Спасибо все за помогали мой русского языку.  Я знаю это не очень хорошый.  Всё-таки, буду изучать хорошо.  Мне кажется "болеть" лучщий слово чем "роддерживать". 
Оля, Я знакомилюсь с вами.  Поздравдяю о локомотив! 
Вы знаете где могу увидет локомотива голов?  Увидал "спартак" сайт, который(ую?) у их есть сратака голов. 
Моя команда в англии бристол город:  http://www.bcfc.premiumtv.co.uk/page...,10327,00.html[/url]

----------


## flowforever

http://www.fclm.ru/index2.html

----------


## kalinka_vinnie

ЗЕНИТ! оооооОООооо ЗЕНИТ!!!!

----------


## Dagest

Спасибо но знаю зту сайт уже.  Могу нет найти голы в сайте.

----------


## flowforever

1, 2, 3. Зенитушка дави!
Самый лучший коллектив...это наш Локомотив!

----------


## Chuvak

> Спасибо всем за то, что помогли  мне с русским языком.  Я знаю его не очень хорошо.  Всё-таки, буду изучать его усердно.  Мне кажется слово "болеть" лучше чем слово "поддерживать". 
> Оля, Я обязательно познакомлюсь с вами.  Поздравляю локомотив!  (Не знаю что такое голов.. может быть goal)Вы знаете где я могу увидеть локомотива голов?  Видел сайт "спартака", который у их есть сратака голов. 
> Моя команда в англии бристол город:  http://www.bcfc.premiumtv.co.uk/page...,10327,00.html[/url]

----------


## Dagest

Я был очень жалкий, что зенит проиграют в "UEFA Cup".   ::

----------


## Оля

> Я был очень жалкий, что зенит проиграют в "UEFA Cup".
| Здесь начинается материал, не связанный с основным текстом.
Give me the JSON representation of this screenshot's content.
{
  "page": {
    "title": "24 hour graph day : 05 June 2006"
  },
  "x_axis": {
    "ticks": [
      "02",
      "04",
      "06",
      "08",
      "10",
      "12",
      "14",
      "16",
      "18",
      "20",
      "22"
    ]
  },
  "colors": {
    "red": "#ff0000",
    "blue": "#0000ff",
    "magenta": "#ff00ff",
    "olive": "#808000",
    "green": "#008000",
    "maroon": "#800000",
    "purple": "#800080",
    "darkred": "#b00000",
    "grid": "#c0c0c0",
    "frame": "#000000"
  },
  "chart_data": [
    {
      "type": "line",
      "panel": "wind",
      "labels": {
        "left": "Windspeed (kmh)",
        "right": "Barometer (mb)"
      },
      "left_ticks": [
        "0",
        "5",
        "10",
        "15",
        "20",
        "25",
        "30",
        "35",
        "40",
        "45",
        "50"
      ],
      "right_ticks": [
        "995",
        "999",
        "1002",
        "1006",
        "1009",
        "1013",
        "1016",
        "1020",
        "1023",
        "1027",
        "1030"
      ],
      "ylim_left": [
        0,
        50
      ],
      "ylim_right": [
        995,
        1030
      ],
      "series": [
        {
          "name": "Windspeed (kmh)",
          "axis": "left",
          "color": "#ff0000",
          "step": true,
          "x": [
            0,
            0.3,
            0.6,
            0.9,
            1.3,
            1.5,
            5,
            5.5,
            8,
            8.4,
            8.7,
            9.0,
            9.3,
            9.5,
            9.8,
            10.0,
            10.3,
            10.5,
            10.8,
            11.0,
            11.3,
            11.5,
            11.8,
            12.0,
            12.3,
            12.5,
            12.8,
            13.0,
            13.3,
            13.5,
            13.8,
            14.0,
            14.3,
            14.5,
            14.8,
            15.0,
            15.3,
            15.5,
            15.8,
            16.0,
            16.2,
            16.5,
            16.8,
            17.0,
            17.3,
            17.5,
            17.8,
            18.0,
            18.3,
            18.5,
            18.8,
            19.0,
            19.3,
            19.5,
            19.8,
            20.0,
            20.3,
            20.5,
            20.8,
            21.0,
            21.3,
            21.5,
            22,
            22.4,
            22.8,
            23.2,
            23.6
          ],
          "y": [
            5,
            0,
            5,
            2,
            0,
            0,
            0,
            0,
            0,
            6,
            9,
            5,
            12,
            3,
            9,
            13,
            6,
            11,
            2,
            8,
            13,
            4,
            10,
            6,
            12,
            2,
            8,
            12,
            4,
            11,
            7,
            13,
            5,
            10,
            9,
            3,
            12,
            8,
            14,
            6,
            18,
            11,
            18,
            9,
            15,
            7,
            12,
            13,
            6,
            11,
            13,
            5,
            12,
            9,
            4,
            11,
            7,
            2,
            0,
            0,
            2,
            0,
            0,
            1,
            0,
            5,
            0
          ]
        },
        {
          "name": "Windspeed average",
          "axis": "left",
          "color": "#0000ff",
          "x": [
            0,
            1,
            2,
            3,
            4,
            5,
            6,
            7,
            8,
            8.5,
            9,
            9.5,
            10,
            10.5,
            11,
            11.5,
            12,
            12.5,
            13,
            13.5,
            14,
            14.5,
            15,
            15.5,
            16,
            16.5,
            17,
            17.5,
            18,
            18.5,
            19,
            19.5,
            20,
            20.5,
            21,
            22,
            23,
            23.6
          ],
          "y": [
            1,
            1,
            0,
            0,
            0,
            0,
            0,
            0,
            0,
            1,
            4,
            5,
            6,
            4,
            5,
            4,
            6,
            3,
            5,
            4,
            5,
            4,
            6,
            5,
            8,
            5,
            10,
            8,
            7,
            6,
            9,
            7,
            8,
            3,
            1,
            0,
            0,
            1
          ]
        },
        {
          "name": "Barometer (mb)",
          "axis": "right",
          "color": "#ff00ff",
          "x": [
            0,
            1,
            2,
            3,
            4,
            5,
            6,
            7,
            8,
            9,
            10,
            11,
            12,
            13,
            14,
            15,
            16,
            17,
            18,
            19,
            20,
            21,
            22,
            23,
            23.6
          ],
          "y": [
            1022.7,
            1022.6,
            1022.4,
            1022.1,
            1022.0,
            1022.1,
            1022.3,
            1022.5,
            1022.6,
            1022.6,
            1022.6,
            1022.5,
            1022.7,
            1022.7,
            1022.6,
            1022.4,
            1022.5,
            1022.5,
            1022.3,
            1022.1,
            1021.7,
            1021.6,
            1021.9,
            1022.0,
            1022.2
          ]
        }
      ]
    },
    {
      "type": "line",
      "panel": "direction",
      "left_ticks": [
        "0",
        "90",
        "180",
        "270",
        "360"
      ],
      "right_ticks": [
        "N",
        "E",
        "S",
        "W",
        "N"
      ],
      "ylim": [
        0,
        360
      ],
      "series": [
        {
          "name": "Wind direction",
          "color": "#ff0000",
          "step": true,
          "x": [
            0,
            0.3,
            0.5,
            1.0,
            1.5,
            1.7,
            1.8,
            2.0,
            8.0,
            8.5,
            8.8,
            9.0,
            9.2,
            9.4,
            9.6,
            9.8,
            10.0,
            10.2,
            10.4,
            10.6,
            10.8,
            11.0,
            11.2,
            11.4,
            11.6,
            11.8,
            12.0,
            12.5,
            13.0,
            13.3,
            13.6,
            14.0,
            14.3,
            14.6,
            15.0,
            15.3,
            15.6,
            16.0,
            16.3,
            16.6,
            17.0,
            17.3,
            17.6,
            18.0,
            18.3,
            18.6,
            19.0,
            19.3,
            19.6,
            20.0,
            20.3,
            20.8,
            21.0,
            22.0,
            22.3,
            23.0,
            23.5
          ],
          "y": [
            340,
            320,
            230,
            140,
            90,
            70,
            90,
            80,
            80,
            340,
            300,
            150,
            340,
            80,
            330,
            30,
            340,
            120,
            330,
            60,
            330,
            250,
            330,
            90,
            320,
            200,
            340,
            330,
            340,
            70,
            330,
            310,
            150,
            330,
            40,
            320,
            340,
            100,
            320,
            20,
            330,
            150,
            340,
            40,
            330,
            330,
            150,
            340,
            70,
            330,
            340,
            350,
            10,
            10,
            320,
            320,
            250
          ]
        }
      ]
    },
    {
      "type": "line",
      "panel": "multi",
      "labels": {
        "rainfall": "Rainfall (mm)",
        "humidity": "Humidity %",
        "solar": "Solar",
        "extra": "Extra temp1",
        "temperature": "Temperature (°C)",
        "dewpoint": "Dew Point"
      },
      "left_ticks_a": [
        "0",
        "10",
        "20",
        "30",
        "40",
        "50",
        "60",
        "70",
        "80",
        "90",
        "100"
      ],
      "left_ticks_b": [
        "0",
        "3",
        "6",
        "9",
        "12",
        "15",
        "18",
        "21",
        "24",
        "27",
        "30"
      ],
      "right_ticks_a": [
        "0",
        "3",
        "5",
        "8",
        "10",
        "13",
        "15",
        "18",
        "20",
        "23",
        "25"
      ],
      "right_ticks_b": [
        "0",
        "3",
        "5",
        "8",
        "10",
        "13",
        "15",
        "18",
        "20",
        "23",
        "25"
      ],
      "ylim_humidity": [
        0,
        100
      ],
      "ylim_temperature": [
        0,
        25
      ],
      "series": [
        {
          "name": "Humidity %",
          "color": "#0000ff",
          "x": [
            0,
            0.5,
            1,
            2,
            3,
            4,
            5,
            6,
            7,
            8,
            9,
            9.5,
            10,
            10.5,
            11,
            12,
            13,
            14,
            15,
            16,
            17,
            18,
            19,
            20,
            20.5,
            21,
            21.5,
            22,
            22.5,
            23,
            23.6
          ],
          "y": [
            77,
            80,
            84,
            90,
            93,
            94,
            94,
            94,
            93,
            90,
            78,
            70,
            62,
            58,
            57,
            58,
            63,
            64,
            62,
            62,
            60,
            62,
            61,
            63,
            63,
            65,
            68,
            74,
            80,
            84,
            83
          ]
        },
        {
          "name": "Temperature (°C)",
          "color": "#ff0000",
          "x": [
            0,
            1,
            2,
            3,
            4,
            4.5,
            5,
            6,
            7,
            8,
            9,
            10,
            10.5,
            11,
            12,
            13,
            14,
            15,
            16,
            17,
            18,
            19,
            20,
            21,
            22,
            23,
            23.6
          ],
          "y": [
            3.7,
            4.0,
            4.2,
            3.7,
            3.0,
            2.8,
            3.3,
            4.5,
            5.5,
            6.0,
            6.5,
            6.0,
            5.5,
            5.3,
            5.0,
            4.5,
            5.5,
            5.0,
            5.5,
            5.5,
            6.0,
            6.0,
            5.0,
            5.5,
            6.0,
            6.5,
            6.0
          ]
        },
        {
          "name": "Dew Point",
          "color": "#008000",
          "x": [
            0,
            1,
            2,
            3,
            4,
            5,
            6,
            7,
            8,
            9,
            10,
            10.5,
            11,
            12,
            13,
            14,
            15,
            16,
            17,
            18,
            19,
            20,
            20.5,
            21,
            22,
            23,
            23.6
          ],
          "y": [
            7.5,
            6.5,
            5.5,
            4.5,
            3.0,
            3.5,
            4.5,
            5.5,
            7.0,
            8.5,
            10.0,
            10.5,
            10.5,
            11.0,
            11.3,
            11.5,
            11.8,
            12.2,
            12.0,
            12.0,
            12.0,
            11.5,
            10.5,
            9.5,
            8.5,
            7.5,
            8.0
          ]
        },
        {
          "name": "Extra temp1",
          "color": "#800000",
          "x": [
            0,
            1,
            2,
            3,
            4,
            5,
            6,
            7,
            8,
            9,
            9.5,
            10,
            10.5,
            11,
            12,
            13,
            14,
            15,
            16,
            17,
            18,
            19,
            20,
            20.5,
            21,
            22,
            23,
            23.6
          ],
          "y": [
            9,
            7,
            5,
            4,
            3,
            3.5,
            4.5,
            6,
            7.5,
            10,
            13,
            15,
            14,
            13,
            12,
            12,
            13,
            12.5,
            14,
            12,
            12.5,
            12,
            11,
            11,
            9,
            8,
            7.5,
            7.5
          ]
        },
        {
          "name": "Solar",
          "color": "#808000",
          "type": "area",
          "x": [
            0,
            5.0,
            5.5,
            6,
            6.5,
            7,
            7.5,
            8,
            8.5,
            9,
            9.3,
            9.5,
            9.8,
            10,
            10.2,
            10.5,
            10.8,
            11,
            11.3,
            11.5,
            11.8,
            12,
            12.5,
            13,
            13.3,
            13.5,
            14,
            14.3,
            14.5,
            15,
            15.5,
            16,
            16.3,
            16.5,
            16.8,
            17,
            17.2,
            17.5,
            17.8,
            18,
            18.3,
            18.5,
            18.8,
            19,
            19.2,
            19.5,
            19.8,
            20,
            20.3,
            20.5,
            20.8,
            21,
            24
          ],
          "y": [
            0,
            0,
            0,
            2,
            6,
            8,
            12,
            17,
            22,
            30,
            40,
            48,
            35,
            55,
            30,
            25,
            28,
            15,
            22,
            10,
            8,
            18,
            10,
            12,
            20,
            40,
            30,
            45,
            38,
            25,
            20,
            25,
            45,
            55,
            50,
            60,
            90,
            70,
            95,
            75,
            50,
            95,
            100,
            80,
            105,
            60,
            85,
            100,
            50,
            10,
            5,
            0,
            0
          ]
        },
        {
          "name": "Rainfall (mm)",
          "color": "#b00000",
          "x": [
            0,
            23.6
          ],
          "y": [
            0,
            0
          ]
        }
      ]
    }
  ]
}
 "Я был очень жалкий" = "I was very pitiful"  Мне было очень жаль, что Зенит проиграл в UEFA.

----------


## Оля

Голы здесь:  http://gol.mkafisha.ru/

----------


## Dagest

Спасибо оля.  Этот сайт очень хорошо.  Думаю первую гол очень счастливый!

----------


## Rtyom

Hey, Dagest. Why did you end up with Russian football?

----------


## BlackMage

> ЗЕНИТ! оооооОООооо ЗЕНИТ!!!!

 "Ты болеешь за Зенит, я болею за Зенит,
Мы болеем за Зенит, и Зенит всех победит!"

----------


## Dagest

> Hey, Dagest. Why did you end up with Russian football?

 I have loved football for a long time and I have been studying Russian for nearly a year now (I don't know if it shows).  Anyway, it seemed kind of natural to marry the two.  I hope that following Lokomotiv will give me an opportunity to practice my Russian more.

----------


## Rtyom

At least, it shows you _have_ studied something.  ::  A good start, anwyay.

----------


## Abreiter

I support Zenit since I'm from Leningrad, but Sychev's my fave player in Russia [and IMO the best one in our NT] 
Would love to see him alongside Kerz and Arshavin wearing the blue shirt one day... not that unlikely IMO, after all he's a good friend of Kerzhakov's.

----------


## kalinka_vinnie

I guess you know Erik Hagen, then? He played for my favorite Norwegian team, V

----------


## Dagest

Как вы думаете о гус хидинк? 
Мне кажется ему очень успешному менежеру. 
Надеюсь он будет помочь русского команды.

----------


## Dimitri

> Что вы думаете о Гусе Хиддинке? 
> Мне кажется, он очень успешный менеджер. 
> Надеюсь, он поможет русской команде.

 Мы тоже надеемся   ::

----------